According to Ludwig von Mises, the Standard Textbook Equation of Exchange, MV = PT, Is a Superficial and Unsatisfactory Theory of the Purchasing Power of Money

One of the main contributions of Mises’s TMC [The Theory of Money and Credit] is his trenchant criticism of the classical equation of exchange MV = PT. This equation, however, is still used today in every standard textbook—what is more, it is often the only formulation of the quantitative theory of money that is offered to students. The criticism by Mises is clearly unknown to the current writers belonging to the “orthodox” paradigm.
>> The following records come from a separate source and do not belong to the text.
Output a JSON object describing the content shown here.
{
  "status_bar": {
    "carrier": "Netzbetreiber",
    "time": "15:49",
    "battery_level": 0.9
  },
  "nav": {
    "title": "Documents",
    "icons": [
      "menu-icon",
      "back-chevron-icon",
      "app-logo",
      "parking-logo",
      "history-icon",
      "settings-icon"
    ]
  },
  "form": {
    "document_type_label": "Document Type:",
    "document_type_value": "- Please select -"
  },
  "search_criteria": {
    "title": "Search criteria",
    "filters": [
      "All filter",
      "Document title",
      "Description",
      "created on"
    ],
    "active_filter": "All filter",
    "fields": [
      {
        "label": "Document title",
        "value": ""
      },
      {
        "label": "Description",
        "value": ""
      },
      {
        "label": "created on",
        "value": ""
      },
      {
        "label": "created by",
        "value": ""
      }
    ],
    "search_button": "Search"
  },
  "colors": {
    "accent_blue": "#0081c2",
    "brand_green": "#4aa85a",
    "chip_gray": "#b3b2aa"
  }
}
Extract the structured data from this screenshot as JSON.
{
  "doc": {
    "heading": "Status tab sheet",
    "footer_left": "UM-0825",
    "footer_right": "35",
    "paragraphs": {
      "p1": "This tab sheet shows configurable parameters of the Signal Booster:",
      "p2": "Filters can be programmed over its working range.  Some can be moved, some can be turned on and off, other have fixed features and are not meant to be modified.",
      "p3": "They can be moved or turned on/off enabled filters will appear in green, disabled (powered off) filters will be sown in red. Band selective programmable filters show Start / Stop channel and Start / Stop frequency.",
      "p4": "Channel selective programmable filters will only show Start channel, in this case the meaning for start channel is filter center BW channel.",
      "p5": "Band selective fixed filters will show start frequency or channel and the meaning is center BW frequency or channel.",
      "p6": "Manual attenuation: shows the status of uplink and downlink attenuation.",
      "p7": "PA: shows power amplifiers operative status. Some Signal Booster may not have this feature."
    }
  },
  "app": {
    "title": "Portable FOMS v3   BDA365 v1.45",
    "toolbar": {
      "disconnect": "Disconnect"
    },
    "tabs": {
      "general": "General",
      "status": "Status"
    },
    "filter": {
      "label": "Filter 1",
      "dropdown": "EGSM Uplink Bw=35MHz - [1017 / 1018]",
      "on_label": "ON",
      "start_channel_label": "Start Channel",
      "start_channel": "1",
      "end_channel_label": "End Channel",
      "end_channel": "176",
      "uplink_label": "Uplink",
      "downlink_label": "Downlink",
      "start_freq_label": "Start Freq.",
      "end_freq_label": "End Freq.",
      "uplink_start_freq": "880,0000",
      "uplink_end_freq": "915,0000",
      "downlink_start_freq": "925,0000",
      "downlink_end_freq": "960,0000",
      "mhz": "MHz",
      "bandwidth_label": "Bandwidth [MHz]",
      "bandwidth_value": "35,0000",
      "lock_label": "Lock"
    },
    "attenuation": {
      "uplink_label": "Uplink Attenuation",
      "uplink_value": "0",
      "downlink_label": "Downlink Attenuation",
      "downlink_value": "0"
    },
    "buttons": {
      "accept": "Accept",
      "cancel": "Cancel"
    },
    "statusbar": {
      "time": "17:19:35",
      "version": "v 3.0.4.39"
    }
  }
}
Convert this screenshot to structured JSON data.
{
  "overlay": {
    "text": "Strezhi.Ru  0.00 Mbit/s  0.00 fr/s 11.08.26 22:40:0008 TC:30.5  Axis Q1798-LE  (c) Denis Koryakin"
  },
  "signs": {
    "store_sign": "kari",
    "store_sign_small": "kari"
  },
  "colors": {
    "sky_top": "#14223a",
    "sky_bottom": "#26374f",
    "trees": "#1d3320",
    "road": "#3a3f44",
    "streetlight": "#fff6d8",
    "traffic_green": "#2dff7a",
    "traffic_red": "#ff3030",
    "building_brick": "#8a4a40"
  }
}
This is unfortunate because Mises has convincingly shown that the equation of exchange is a superficial and ultimately unsatisfactory theory of the purchasing power of money. His main criticism is aimed at the concept of velocity of money: counting how many times a unit of money changes hands on average in a year cannot replace the concept of the subjective demand for money. The velocity of money is only a manifestation of the effects of the demand for money, and it obfuscates the causal processes through which the value of money is determined. The concept of the subjective demand for money is, as we have seen in the previous section, the necessary foundation for an explanation of the PPM. Mankiw (2011) and Milton Friedman (in his entry “Quantity Theory of Money” in the New Palgrave) both recognize this fact. They begin their respective presentations of the quantity theory with the subjectivist theory expounded above, but then they fall back and focus on the holistic and mathematical equation only.

—Renaud Fillieule, “The Monetary Theory in Current Textbooks in Light of The Theory of Money and Credit,” in Theory of Money and Fiduciary Media: Essays in Celebration of the Centennial, ed. Jörg Guido Hülsmann (Auburn, AL: Ludwig von Mises Institute, 2012), 256.